Another Twitter First: The Audiobook
BBC Audiobooks America project begins with Neil Gaiman tweet, then 1000 more
Raya Kuzyk -- Library Journal, 10/12/2009
- Inspired by Twitter opera
- October 13 launch date
- The year of Twitter
At 12 p.m. EST on Tuesday, October 13, New York Times best-selling and Audie Award–winning fantasy author Neil Gaiman (@neilhimself) will launch the world’s first audiobook generated via Twitter by tweeting the first line of a story, after which anyone can jump in and contribute.
The BBC Audiobooks America team will then edit and rearrange the first 1000 subsequent tweets into a narrative. It will be read by an as-yet-undetermined narrator and available for free as an hour-long downloadable audiobook through the BBC Audiobooks America blog as well as through iTunes and other audiobook retailers. The story in progress will be chronicled on the BBC blog, which also contains official participation rules and a legal waiver.

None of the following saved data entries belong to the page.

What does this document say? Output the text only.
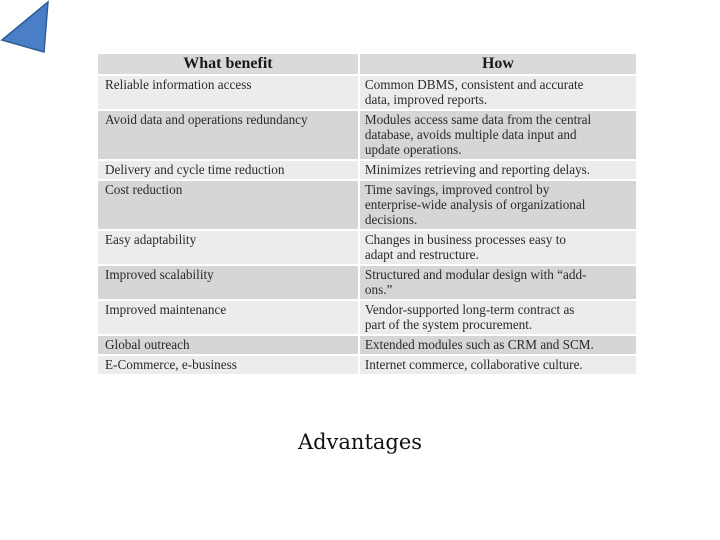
What benefit	How
Reliable information access	Common DBMS, consistent and accurate
data, improved reports.

Avoid data and operations redundancy	Modules access same data from the central
database, avoids multiple data input and
update operations.

Delivery and cycle time reduction	Minimizes retrieving and reporting delays.

Cost reduction	Time savings, improved control by
enterprise-wide analysis of organizational
decisions.

Easy adaptability	Changes in business processes easy to
adapt and restructure.

Improved scalability	Structured and modular design with “add-
ons.”

Improved maintenance	Vendor-supported long-term contract as
part of the system procurement.

Global outreach	Extended modules such as CRM and SCM.

E-Commerce, e-business	Internet commerce, collaborative culture.
Advantages
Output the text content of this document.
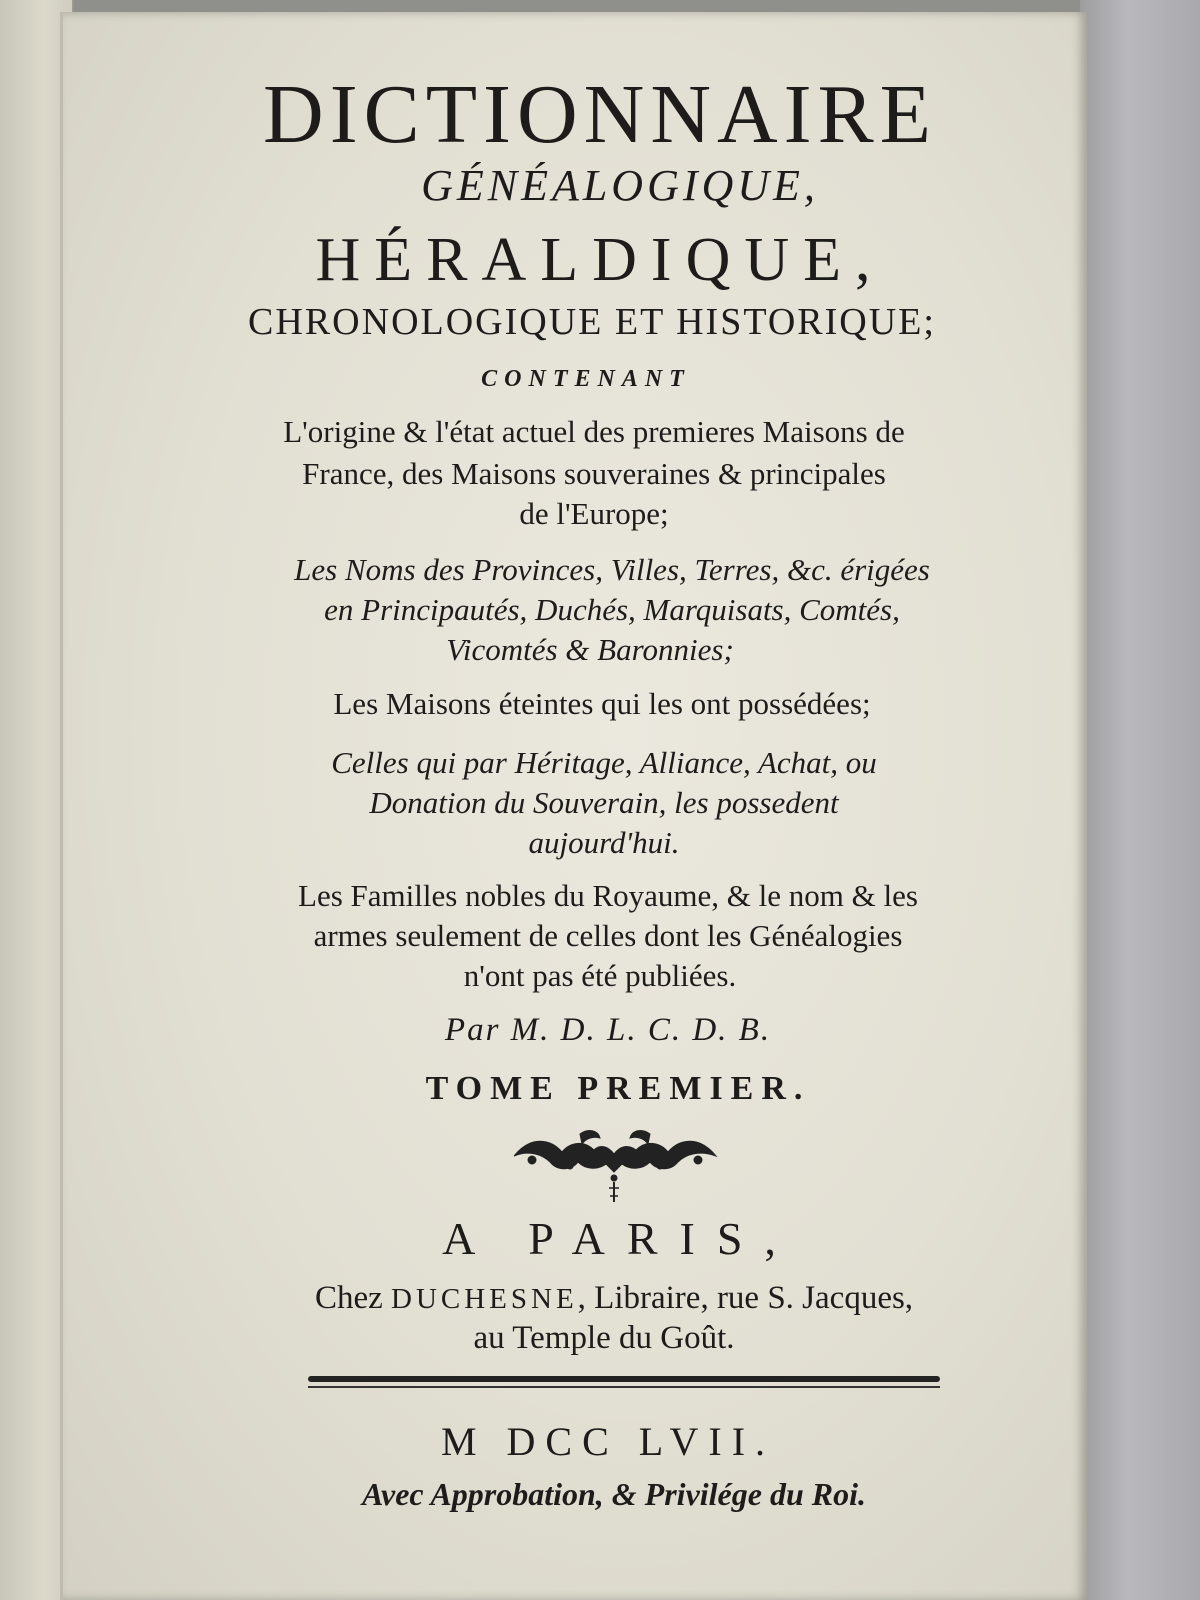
DICTIONNAIRE
GÉNÉALOGIQUE,
HÉRALDIQUE,
CHRONOLOGIQUE ET HISTORIQUE;
CONTENANT
L'origine & l'état actuel des premieres Maisons de
France, des Maisons souveraines & principales
de l'Europe;
Les Noms des Provinces, Villes, Terres, &c. érigées
en Principautés, Duchés, Marquisats, Comtés,
Vicomtés & Baronnies;
Les Maisons éteintes qui les ont possédées;
Celles qui par Héritage, Alliance, Achat, ou
Donation du Souverain, les possedent
aujourd'hui.
Les Familles nobles du Royaume, & le nom & les
armes seulement de celles dont les Généalogies
n'ont pas été publiées.
Par M. D. L. C. D. B.
TOME PREMIER.
A PARIS,
Chez DUCHESNE, Libraire, rue S. Jacques,
au Temple du Goût.
M DCC LVII.
Avec Approbation, & Privilége du Roi.
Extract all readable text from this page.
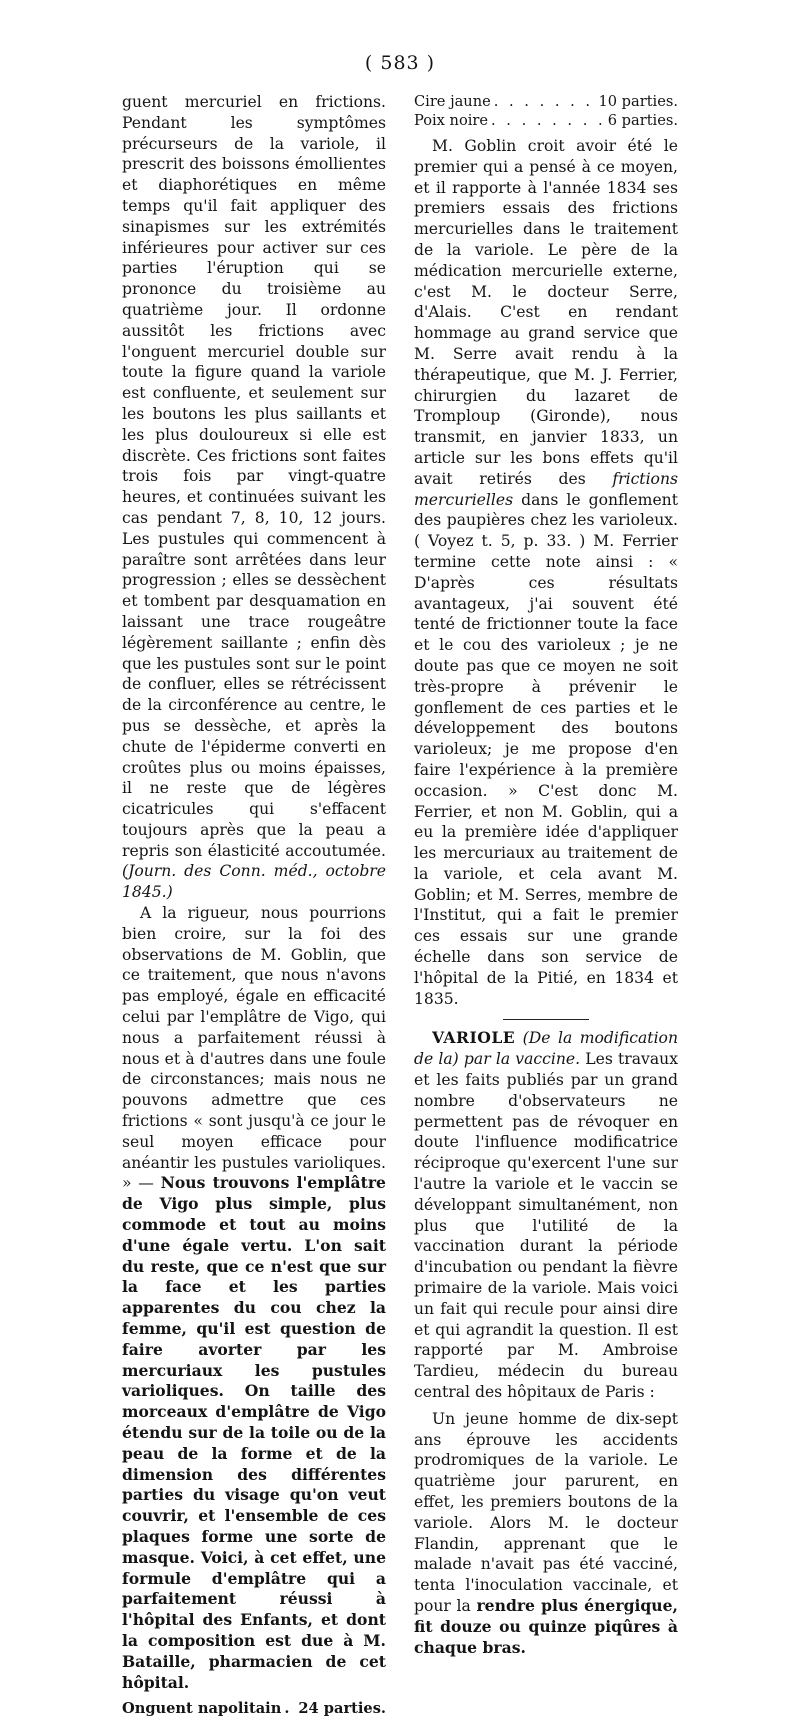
( 583 )

guent mercuriel en frictions. Pendant les symptômes précurseurs de la variole, il prescrit des boissons émollientes et diaphorétiques en même temps qu'il fait appliquer des sinapismes sur les extrémités inférieures pour activer sur ces parties l'éruption qui se prononce du troisième au quatrième jour. Il ordonne aussitôt les frictions avec l'onguent mercuriel double sur toute la figure quand la variole est confluente, et seulement sur les boutons les plus saillants et les plus douloureux si elle est discrète. Ces frictions sont faites trois fois par vingt-quatre heures, et continuées suivant les cas pendant 7, 8, 10, 12 jours. Les pustules qui commencent à paraître sont arrêtées dans leur progression ; elles se dessèchent et tombent par desquamation en laissant une trace rougeâtre légèrement saillante ; enfin dès que les pustules sont sur le point de confluer, elles se rétrécissent de la circonférence au centre, le pus se dessèche, et après la chute de l'épiderme converti en croûtes plus ou moins épaisses, il ne reste que de légères cicatricules qui s'effacent toujours après que la peau a repris son élasticité accoutumée. (Journ. des Conn. méd., octobre 1845.)

A la rigueur, nous pourrions bien croire, sur la foi des observations de M. Goblin, que ce traitement, que nous n'avons pas employé, égale en efficacité celui par l'emplâtre de Vigo, qui nous a parfaitement réussi à nous et à d'autres dans une foule de circonstances; mais nous ne pouvons admettre que ces frictions « sont jusqu'à ce jour le seul moyen efficace pour anéantir les pustules varioliques. » — Nous trouvons l'emplâtre de Vigo plus simple, plus commode et tout au moins d'une égale vertu. L'on sait du reste, que ce n'est que sur la face et les parties apparentes du cou chez la femme, qu'il est question de faire avorter par les mercuriaux les pustules varioliques. On taille des morceaux d'emplâtre de Vigo étendu sur de la toile ou de la peau de la forme et de la dimension des différentes parties du visage qu'on veut couvrir, et l'ensemble de ces plaques forme une sorte de masque. Voici, à cet effet, une formule d'emplâtre qui a parfaitement réussi à l'hôpital des Enfants, et dont la composition est due à M. Bataille, pharmacien de cet hôpital.

Onguent napolitain . . . 24 parties.
Cire jaune . . .	10 parties.
Poix noire . . .	6 parties.

M. Goblin croit avoir été le premier qui a pensé à ce moyen, et il rapporte à l'année 1834 ses premiers essais des frictions mercurielles dans le traitement de la variole. Le père de la médication mercurielle externe, c'est M. le docteur Serre, d'Alais. C'est en rendant hommage au grand service que M. Serre avait rendu à la thérapeutique, que M. J. Ferrier, chirurgien du lazaret de Tromploup (Gironde), nous transmit, en janvier 1833, un article sur les bons effets qu'il avait retirés des frictions mercurielles dans le gonflement des paupières chez les varioleux. ( Voyez t. 5, p. 33. ) M. Ferrier termine cette note ainsi : « D'après ces résultats avantageux, j'ai souvent été tenté de frictionner toute la face et le cou des varioleux ; je ne doute pas que ce moyen ne soit très-propre à prévenir le gonflement de ces parties et le développement des boutons varioleux; je me propose d'en faire l'expérience à la première occasion. » C'est donc M. Ferrier, et non M. Goblin, qui a eu la première idée d'appliquer les mercuriaux au traitement de la variole, et cela avant M. Goblin; et M. Serres, membre de l'Institut, qui a fait le premier ces essais sur une grande échelle dans son service de l'hôpital de la Pitié, en 1834 et 1835.

VARIOLE (De la modification de la) par la vaccine. Les travaux et les faits publiés par un grand nombre d'observateurs ne permettent pas de révoquer en doute l'influence modificatrice réciproque qu'exercent l'une sur l'autre la variole et le vaccin se développant simultanément, non plus que l'utilité de la vaccination durant la période d'incubation ou pendant la fièvre primaire de la variole. Mais voici un fait qui recule pour ainsi dire et qui agrandit la question. Il est rapporté par M. Ambroise Tardieu, médecin du bureau central des hôpitaux de Paris :

Un jeune homme de dix-sept ans éprouve les accidents prodromiques de la variole. Le quatrième jour parurent, en effet, les premiers boutons de la variole. Alors M. le docteur Flandin, apprenant que le malade n'avait pas été vacciné, tenta l'inoculation vaccinale, et pour la rendre plus énergique, fit douze ou quinze piqûres à chaque bras.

BBC marketing director Michele Lee Cobb told LJ that the initiative was in part inspired by Twitterdämmerung, a fan-twittered opera that debuted last month at London’s Royal Opera House to an audience of approximately 1000. (Watch highlights of the performance.)
2009, The Year of Twitter
Though Twitter is just three years old, the free social networking and microblogging site is currently worth an estimated $1 billion, a value bolstered by headlines resulting from Iranians’ use of the site to organize protests and to mega-celebrity Oprah’s April 2009 registration. Below, a few other 2009 Twitter milestones:
- February 11: The first annual Shorty Awards Ceremony honors the best producers of short content on Twitter in categories including advertising, finance, humor, news, and travel. Acceptance speeches are restricted to 140 characters.
- September 5: The first Twitter opera premieres at London’s Royal Opera House—Twitterämmerung, a 20-minute libretto whose lyrics are "written" by 900 tweeters.
- December 29: Penguin Classics to publish Twitterature: The World’s Greatest Books, Now Presented in Twenty Tweets or Less, by 19-year-old college students Emmett Rensin and Alex Aciman.